Cancer can set in when certain genes in the nucleus of cells lose their ability to restrain tumor development. That happens when chromatin – DNA and proteins that are folded together in chromosomes – becomes overactive. Cancer causes too many folding proteins to be produced – the tumor-restraining genes are folded too much, making these important genes lose their ability to function properly.
"We have the ability to build new synthetic proteins by borrowing pieces of the natural DNA-folding proteins. The new synthetic proteins are designed to counteract cancer-associated chromatin folding," Haynes explained.
Supported by a grant from National Cancer Institute through the National Institutes of Health (NIH), she is working on a technique for effectively introducing the engineered proteins into chromatin structures.

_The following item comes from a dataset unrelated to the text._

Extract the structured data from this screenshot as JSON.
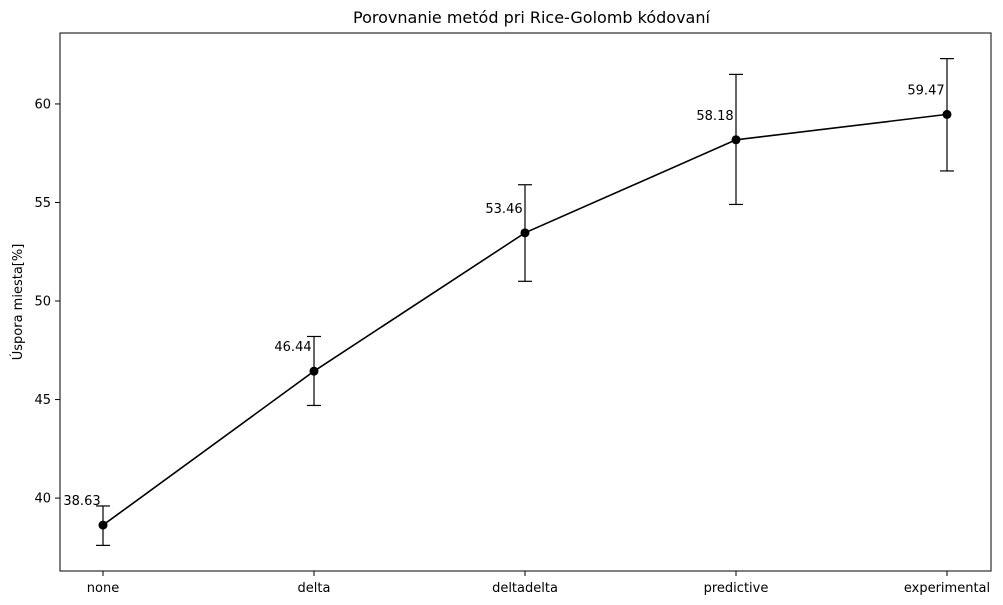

The new proteins would be programmed to attach to genes in a manner that should restore the tumor-suppressing function “and start killing cancer cells,” she said.
Haynes will be aided by fellow ASU researchers.
Mark Spano, a research professor in the School of Biological and Health Systems Engineering, will do the computing work to develop the modeling Haynes will need to predict the behavior of cells in growing cell populations.
Joshua LaBaer, professor of chemistry and biochemistry and director of the Virginia G. Piper Center for Personalized Diagnostics at ASU’s Biodesign Institute, will provide expertise in proteomics, genomics and use of big data.
The NIH grant – providing $390,000 over three years – will also enable Haynes to work with a mentor from Harvard Medical School. She will be advised by Pamela Silver, a professor of systems biology and a globally recognized leader in synthetic biology.